Facebook issues update on COVID-19 misinformation
Facebook has announced important updates to its misinformation policy in relation to COVID-19, COVID-19 vaccines and vaccines in general during the pandemic.
The social media giant will expand its efforts to remove false claims from Facebook and Instagram, following consultations with leading health organisations, including the World Health Organization (WHO).
“We are expanding the list of false claims we will remove to include additional debunked claims about the coronavirus and vaccines,” Facebook VP Integrity Guy Rosen posted in an update. “This includes claims such as:
- COVID-19 is man-made or manufactured.
- Vaccines are not effective at preventing the disease they are meant to protect against.
- It’s safer to get the disease than to get the vaccine.
- Vaccines are toxic, dangerous or cause autism.”
The full list of claims is available here.
“These new policies will help us continue to take aggressive action against misinformation about COVID-19 and vaccines,” Rosen added.
Facebook Groups, Facebook Pages and accounts on Facebook and Instagram that repeatedly share debunked claims may be removed altogether. Facebook also announced that it will continue to work with health partners to help people access accurate information and increase general public confidence in the COVID-19 vaccine.
Facebook Head of Health Kang-Xing Jin said, “We’re working with health organisations and community leaders to run campaigns on our platform promoting accurate information about COVID-19 vaccines and encouraging people to get vaccinated. We’re giving $120 million in ad credits to help health ministries, NGOs and UN agencies reach billions of people around the world with COVID-19 vaccine and preventive health information.
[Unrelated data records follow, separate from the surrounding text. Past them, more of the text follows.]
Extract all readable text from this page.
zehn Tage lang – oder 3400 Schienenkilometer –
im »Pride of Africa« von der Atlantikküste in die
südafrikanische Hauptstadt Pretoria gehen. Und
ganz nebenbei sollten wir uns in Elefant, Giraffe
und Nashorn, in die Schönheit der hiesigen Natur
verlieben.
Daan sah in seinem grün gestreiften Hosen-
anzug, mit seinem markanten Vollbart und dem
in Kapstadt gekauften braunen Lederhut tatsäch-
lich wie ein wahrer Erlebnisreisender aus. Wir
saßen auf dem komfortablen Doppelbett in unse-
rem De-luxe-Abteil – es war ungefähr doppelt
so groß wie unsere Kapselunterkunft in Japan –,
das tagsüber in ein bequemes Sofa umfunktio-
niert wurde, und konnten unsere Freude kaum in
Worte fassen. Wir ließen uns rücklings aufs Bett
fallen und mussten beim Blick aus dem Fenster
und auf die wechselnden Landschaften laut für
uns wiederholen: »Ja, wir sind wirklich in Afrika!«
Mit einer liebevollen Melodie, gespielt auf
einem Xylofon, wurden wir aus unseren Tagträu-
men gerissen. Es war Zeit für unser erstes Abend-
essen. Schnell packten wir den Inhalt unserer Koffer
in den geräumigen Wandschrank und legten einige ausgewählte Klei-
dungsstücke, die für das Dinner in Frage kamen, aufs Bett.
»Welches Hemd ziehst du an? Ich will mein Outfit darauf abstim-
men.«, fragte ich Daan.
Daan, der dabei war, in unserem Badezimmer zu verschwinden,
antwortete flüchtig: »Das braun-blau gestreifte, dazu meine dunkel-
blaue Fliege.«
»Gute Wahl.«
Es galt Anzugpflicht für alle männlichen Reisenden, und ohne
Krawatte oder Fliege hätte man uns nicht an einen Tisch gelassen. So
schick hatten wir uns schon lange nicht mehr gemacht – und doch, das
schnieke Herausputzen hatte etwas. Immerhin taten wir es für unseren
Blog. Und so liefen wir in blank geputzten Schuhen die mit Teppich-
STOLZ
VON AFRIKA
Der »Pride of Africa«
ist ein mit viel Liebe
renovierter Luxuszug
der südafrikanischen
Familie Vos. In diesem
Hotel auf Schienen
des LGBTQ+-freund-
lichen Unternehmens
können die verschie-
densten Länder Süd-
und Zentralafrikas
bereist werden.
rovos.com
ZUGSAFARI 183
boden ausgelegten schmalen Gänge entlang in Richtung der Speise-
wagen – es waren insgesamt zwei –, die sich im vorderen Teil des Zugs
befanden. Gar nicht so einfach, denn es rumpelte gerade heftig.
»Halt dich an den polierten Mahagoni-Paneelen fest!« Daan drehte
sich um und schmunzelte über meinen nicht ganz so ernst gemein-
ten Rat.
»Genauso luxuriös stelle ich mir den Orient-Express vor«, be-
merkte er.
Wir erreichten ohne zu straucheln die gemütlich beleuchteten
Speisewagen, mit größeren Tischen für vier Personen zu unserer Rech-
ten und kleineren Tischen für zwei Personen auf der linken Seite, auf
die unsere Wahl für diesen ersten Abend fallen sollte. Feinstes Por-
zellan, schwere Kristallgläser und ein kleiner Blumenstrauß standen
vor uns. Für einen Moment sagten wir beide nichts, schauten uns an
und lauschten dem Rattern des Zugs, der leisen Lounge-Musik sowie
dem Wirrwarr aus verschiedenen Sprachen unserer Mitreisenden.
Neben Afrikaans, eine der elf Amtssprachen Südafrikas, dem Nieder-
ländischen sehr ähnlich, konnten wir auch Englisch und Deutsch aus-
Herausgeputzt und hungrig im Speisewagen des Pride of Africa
And we’re providing training and marketing support to help governments and health organisations move quickly and reach the right people with the latest vaccine information.”
To assist researchers and public health officials, the social media platform has provided publicly available real-time data and tools to help inform disease forecasting and understand the effectiveness of prevention measures. The Data for Good program involves collaboration with more than 450 organisations across the world.
Global survey data from Facebook and the University of Maryland on vaccine acceptance rates includes data for Australia. The Data for Good tool estimates the percentage of people willing to be vaccinated. According to the tool, 77.4% of Australians would choose to receive a COVID-19 vaccine.